I nessi sono distribuiti come segue: alla prima riga, in que, dove la traversa di U viene utilizzata come asta da E; alla seconda riga, in ista, dove l’asta di T viene utilizzata come traversa per A e in
que, alla stessa riga, in cui la traversa di U viene impiegata da E come asta; alla quarta riga, in sicut,
che vede la traversa di U che funge da asta per T e infine nell’ultima riga, in consurgens, dove la traversa di U viene impiegata come asta per R.
Non sono presenti legamenti o simboli, mentre invece sono evidenti le apicature; si nota anche un segno interpuntivo, in forma di punto ad altezza mediana della lettera, dopo l’ultima lettera che chiude l’iscrizione.
Sotto il profilo paleografico si nota la presenza di G a spirale nell’ultima riga, e assume un certo interesse la lettera E alla prima riga, in est, in quanto essa presenta una morfologia arrotondata che ricorda i modelli onciali ma che più verosimilmente è riconducibile alla morfologia di epsilon, e si inserisce dunque nel fenomeno di scrittura alla greca.

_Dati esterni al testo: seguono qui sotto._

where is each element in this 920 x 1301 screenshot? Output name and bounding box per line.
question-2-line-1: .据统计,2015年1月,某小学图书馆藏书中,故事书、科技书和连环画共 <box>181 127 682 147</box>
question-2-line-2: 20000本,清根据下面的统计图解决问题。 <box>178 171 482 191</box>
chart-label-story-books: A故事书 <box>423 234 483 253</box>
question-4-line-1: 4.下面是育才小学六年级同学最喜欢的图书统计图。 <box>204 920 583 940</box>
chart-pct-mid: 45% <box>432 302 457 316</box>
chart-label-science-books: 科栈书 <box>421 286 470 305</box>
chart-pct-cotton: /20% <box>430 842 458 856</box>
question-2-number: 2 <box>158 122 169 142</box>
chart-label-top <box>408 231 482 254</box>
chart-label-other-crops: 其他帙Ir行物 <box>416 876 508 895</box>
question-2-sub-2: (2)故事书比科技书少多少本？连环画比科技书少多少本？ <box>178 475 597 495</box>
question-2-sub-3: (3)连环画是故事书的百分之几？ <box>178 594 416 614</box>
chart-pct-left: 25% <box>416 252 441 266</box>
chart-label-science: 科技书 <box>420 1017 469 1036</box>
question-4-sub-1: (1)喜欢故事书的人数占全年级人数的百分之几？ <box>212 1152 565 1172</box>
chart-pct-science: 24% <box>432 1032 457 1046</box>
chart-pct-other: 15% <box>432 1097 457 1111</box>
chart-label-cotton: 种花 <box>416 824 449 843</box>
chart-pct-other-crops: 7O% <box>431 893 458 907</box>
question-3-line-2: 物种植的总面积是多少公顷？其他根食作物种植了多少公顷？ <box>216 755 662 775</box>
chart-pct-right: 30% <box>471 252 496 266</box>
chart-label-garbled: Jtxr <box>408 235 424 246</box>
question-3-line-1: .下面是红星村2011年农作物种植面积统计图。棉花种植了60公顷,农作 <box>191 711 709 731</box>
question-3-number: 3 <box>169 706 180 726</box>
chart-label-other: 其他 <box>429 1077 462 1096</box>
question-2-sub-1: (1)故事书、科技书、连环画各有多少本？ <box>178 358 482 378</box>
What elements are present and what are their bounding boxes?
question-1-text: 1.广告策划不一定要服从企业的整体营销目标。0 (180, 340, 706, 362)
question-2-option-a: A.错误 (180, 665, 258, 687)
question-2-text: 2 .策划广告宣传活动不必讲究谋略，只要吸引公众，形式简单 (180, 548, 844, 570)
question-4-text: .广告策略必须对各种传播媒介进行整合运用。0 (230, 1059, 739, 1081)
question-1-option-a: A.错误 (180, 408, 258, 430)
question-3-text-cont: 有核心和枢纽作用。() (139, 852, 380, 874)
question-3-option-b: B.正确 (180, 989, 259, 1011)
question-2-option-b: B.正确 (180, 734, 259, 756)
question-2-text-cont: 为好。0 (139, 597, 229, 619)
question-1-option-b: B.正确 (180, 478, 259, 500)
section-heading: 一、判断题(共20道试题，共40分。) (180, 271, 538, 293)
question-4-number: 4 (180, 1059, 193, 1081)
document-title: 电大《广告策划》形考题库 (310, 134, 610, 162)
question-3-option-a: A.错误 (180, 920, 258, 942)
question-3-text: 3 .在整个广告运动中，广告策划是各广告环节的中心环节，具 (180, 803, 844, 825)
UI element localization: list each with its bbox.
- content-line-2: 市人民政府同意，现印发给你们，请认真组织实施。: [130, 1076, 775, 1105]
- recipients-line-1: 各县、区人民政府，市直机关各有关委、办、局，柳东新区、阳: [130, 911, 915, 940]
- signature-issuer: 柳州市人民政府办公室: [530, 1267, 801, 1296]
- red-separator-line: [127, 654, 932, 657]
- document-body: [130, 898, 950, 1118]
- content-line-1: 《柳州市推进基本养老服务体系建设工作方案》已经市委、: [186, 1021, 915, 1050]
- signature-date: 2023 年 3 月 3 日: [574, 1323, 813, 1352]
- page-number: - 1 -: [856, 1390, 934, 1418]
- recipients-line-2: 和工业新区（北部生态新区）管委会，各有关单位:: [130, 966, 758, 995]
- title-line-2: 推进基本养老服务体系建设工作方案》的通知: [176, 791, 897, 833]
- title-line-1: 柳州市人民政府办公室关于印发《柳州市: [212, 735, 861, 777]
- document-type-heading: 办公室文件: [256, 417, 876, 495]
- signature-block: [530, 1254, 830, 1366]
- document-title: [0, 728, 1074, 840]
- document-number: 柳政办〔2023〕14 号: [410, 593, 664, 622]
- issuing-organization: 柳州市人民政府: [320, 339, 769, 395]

Per il resto, il testo non appare particolarmente caratterizzato da elementi riconducibili alla tradizione bizantina.
L’iscrizione viene riportata senza commento, ma trascritta e fotografata in Da Villa Urbani (1991) p. 28. Lo stato di conservazione appare integro e non sono presenti lacune epigrafiche.
1 Que e(st) i- sta que asce(n)d(it) sicut au- 5 rora c(on)s- urgens
Il testo presente nell’epigrafe, relativo al sorgere dell’aurora, è tratto da Ct. 6, 10.